本セミナーの基本ポリシーの一つに、「わが国が世界に誇る得る分野をセミナーのテーマとすること」がある。過去5年間で扱った4分野のうち、「新幹線」と「水と大地」は新たな内容を加えて2回目を実施し、2019年度は建設会社8社の協力を得て、日本の地下インフラ技術をテーマとするセミナーを新たに開催することができ、このポリシーを着実に実践できていることを実感する。
世界規模での持続可能社会の実現には、産学官協働がもはや欠かせないことは広く認識され、その実践に向けて様々な組織体が動き出している。本セミナーも、そういった活動の一役を担い、理想的な産学官協働体制が整いつつある。今後も扱うテーマを広げ、運営組織面の充実を図りながらセミナーを積み重ね、持続可能社会に貢献する人的ネットワークを日本から広げていきたいと考えている。

 

参加者の声

名倉 有香 さん
政策研究大学院大学 公共政策プログラム インフラ政策コース在籍
私は、鉄道会社に入社後、地下鉄構造物の改良工事の計画・設計・工事施工監理を担当する部署に所属し経験を積んできました。現在は政策研究大学院大学で地下駅における広場整備について研究しています。
当セミナーでの学びは、非常に貴重な経験となりました。特に、五洋建設株式会社の藤田恭三氏による講演は、シンガポールの地下鉄建設において日本の質の高い土木技術が輸出されている事例を紹介するとても興味深いものでした。また多くの講師が、若い技術者への教育・技術の伝承を課題として挙げていることも印象的でした。
外郭放水路の見学では、施設の外国人見学者への手厚い対応を垣間見ることができ、毎年多くの見学者を引き付けるインフラツーリズムの運用背景を学びました。
もっとも、当セミナーを通して日本で学ぶ留学生と過ごした時間は、多くの価値観に触れるきっかけとなり、非常に刺激的でありました。常に国際的視座を意識する学友から、日本の土木技術を客観的にみることを教わりました。
今後も首都圏の多様化された地下空間では、より一層複雑な条件下での工事が予想されます。これら日本の土木技術は、海外のインフラ整備に貢献することと思います。私はこの技術輸出の一翼を担いたいと考えています。

 

実行委員会 委員長メッセージ

小澤  一雅 様(東京大学 教授)

このたび、留学生のための特別サマーセミナーシリーズとしてはじめて、都市の地下空間の建設をテーマとした「メガシティを支える地下空間」を開催いたしました。

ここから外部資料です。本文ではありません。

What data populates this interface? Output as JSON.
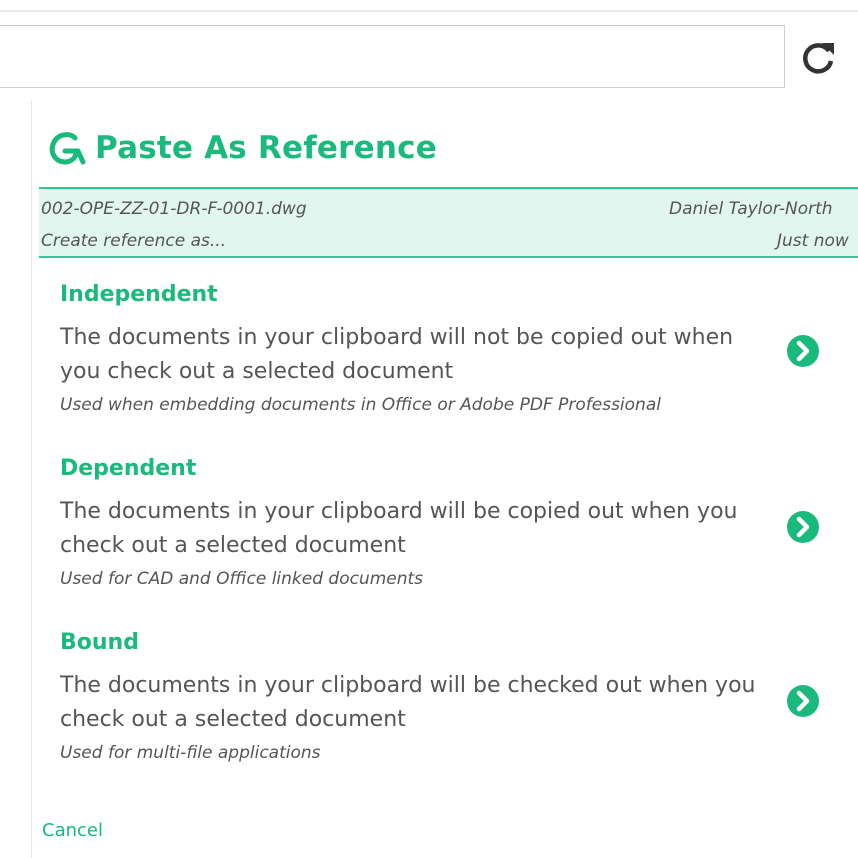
{
  "toolbar": {
    "search_value": "",
    "refresh_icon": "refresh-icon"
  },
  "dialog": {
    "title": "Paste As Reference",
    "logo_icon": "g-logo-icon",
    "info": {
      "filename": "002-OPE-ZZ-01-DR-F-0001.dwg",
      "user": "Daniel Taylor-North",
      "subtitle": "Create reference as...",
      "time": "Just now"
    },
    "options": [
      {
        "title": "Independent",
        "desc": "The documents in your clipboard will not be copied out when you check out a selected document",
        "note": "Used when embedding documents in Office or Adobe PDF Professional"
      },
      {
        "title": "Dependent",
        "desc": "The documents in your clipboard will be copied out when you check out a selected document",
        "note": "Used for CAD and Office linked documents"
      },
      {
        "title": "Bound",
        "desc": "The documents in your clipboard will be checked out when you check out a selected document",
        "note": "Used for multi-file applications"
      }
    ],
    "cancel_label": "Cancel"
  },
  "colors": {
    "accent": "#1ab97c",
    "info_bg": "#e2f6f0",
    "text": "#555555"
  }
}
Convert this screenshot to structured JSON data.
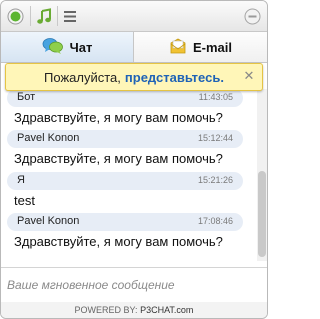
{
  "tabs": [
    {
      "label": "Чат",
      "icon": "chat-bubbles-icon",
      "active": true
    },
    {
      "label": "E-mail",
      "icon": "email-icon",
      "active": false
    }
  ],
  "notice": {
    "text": "Пожалуйста,",
    "link": "представьтесь."
  },
  "messages": [
    {
      "author": "Бот",
      "time": "11:43:05",
      "text": "Здравствуйте, я могу вам помочь?"
    },
    {
      "author": "Pavel Konon",
      "time": "15:12:44",
      "text": "Здравствуйте, я могу вам помочь?"
    },
    {
      "author": "Я",
      "time": "15:21:26",
      "text": "test"
    },
    {
      "author": "Pavel Konon",
      "time": "17:08:46",
      "text": "Здравствуйте, я могу вам помочь?"
    }
  ],
  "input": {
    "placeholder": "Ваше мгновенное сообщение"
  },
  "footer": {
    "powered_by": "POWERED BY:",
    "brand": "P3CHAT.com"
  },
  "toolbar": {
    "icons": [
      "status-online-icon",
      "sound-icon",
      "menu-icon",
      "minimize-icon"
    ]
  },
  "colors": {
    "accent_link": "#1f63b6",
    "notice_bg": "#fff6b8",
    "online_green": "#5cb531"
  }
}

日本の首都である東京という都市の機能は、かなりの部分は地下空間によって支えられており、その用途は、交通ネットワークや地下街をはじめ、電力やガス、通信といったインフラや、災害対応設備など多岐にわたっています。限られた土地の中で、高度に集積した都市を造るためには、地下空間の利用は非常に効果的です。しかし同時に、地下空間の建設には様々なリスクがあり、それを克服するための先進的な技術や社会システムが必要となります。

今回のセミナーでは、世界有数の都市として発展した東京において、どのように地下空間の利用が進んできたのか、またそれを支えている技術やシステムはどのようなものがあるのか、トップクラスの行政専門家、研究者、企業の実務者の豊富な経験を踏まえた講義が行われました。また2日目には、東京近郊の大規模な地下空間の利用や建設の状況を実際に見学することにより、その規模や社会的効果を実感してもらいました。

このセミナーで得た知見が、参加学生個人の将来に活かされ、ひいては母国の都市インフラの発展に少しでも寄与することになれば、非常にうれしく思います。

 

 

実行委員会 副委員長メッセージ

杉原 克郎 様(株式会社エスシー・マシーナリ 代表取締役社長

この度、「メガシティを支える地下空間」に焦点を当て、1日目はまず、トップクラスの行政専門家や研究者より、現在に至るまでの日本の歴史的な法整備と将来展望や地下街の安全について説明を受けました。次に、現場の最前線に立った人達より、日本の国内外において、河川や営業中の鉄道・道路下に地下空間を造り上げる技術を、事例を交えて話を伺いました。最後に、地盤の研究者より、陥没に関する研究成果の説明を受けるとともに、建設会社幹部より、日本の建設会社・社会基盤整備の歴史についても話していただきました。

2日目は、東京近郊の大規模地下空間利用の実例として、既に稼働中の外郭放水路、現在施工中の東京外郭環状道路の大泉立坑・シールド工事及び中央ジャンクションの開削工事現場を見学し、技術的問題点他について活発な意見交換を行いました。

受講者の皆さんが今回のセミナーを通して日本の建設会社の地下空間での施工技術を知るばかりでなく、我々が将来皆さんの母国をはじめ世界各地での社会資本整備に共に貢献できることを期待しています。

今後、当セミナーに関する感想・意見を参考に、さらに充実したセミナー作りを目指したいと考えています。